A woman wants the law to change to make it easier to name unmarried, dead fathers on their child’s birth certificate.
Kyle Averis died in July 2015, six months before his son Harley was born. His partner Jasmine Hill could only get his name added via a court order.
She said some people “just aren’t ready to go through the emotional side to fight to have the father’s name on it”.
The Ministry of Justice has been asked for comment.
Unmarried fathers need to be present to sign the paperwork but if the couple are married, the husband’s name can be added in his absence.
Ms Hill, from Huntley in the Forest of Dean, wants the law change made in cases where there is no dispute over the newborn’s parentage.
She would like the deceased’s parents to represent the father in the registration process.
“What I want is to do is get a change in the law so people don’t have to go through what I’ve gone through and what other people have gone through,” she said.
“When I got the news that I could have him on, I was literally in tears for about half an hour after, I was literally sobbing.”
Ms Hill had to apply for a declaration of parentage court order for Harley, at a cost of £250.
This application was granted by a judge on 13 October after the hearing on 6 August.
Prior this, Ms Hill believed she needed to pay £4,000 for DNA tests as proof of paternity as part of the requirements of the court order.

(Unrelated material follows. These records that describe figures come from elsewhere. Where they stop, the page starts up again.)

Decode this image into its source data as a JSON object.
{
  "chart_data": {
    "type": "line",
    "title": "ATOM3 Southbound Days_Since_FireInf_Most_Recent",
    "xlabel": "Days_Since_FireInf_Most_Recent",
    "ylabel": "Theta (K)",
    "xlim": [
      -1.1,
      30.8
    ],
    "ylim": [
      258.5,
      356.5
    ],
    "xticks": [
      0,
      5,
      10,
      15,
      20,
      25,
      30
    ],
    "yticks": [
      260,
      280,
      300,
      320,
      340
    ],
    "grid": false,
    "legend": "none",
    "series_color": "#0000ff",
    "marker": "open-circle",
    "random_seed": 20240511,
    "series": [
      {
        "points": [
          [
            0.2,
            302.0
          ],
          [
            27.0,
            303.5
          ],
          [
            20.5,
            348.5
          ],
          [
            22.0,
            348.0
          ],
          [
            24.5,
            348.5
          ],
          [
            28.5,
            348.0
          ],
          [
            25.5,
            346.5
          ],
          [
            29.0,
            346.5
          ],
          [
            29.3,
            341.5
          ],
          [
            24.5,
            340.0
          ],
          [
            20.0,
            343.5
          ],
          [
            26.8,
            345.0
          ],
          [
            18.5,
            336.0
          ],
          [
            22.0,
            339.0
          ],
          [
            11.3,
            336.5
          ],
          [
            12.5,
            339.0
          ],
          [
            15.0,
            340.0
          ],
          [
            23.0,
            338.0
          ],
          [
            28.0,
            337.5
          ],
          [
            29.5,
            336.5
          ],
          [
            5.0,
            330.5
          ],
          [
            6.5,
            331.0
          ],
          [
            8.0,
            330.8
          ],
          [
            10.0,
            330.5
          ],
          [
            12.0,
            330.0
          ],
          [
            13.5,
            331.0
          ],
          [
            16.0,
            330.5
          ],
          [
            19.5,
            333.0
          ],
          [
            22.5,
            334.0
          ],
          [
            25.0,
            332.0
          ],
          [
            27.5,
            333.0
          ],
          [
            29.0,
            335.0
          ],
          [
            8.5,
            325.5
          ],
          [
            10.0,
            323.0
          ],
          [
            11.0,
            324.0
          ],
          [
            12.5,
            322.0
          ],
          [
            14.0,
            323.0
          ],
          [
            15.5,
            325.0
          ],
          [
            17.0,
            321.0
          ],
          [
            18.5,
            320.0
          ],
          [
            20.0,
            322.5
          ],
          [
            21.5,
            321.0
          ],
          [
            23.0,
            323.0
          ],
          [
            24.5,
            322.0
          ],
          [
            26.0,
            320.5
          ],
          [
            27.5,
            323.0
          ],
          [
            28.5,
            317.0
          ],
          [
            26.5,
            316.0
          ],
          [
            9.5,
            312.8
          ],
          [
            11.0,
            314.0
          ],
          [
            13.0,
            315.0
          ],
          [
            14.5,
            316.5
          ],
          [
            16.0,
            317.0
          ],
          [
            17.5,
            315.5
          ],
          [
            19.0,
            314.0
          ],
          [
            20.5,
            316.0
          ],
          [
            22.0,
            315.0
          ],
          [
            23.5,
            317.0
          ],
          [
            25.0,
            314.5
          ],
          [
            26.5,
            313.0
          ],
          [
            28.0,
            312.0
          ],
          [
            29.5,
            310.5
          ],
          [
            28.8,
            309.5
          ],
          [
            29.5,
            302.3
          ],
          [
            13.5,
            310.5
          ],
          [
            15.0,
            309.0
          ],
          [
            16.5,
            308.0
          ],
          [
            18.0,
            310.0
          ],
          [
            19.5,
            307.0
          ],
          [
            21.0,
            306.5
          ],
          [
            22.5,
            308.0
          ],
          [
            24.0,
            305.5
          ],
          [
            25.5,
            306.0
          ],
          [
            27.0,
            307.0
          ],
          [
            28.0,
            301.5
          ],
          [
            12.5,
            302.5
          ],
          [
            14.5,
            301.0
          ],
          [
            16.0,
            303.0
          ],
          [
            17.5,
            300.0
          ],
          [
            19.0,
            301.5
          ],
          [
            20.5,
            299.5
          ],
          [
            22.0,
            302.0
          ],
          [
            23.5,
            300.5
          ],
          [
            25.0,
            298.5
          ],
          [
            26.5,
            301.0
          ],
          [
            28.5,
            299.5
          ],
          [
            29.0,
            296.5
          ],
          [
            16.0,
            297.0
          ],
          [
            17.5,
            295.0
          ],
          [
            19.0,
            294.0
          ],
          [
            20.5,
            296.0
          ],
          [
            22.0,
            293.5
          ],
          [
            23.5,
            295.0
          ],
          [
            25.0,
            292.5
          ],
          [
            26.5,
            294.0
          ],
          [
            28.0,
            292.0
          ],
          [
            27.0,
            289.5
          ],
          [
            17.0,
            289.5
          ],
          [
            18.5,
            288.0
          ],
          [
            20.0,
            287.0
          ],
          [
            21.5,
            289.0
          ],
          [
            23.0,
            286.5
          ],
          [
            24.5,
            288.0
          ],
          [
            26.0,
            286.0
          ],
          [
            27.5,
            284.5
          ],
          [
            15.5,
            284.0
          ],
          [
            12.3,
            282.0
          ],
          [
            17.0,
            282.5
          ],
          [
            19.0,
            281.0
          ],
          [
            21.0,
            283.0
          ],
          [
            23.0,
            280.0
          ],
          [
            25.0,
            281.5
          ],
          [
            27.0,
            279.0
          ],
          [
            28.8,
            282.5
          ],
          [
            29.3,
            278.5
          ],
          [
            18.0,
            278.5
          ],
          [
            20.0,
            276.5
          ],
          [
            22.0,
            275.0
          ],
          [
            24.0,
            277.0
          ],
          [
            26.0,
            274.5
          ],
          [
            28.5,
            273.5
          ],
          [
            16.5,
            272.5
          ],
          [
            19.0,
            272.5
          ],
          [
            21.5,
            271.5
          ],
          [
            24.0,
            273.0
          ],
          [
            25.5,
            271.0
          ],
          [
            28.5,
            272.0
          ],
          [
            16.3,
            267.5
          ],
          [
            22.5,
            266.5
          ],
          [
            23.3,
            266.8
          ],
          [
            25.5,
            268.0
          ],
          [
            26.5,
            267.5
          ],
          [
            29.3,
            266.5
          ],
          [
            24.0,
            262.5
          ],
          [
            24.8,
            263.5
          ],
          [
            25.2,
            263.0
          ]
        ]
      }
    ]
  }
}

Due to the costs she delayed the court application, but she later discovered it could be done without these tests as there was no doubt over Harley’s paternity.
Ms Hill has begun a House of Commons petition calling for a debate on the matter.
“I’ve had people where there’s been suicide, their partner’s been murdered or been in a car accident. It’s everyday things, so anyone pregnant and who’s not married, they could be affected,” she said.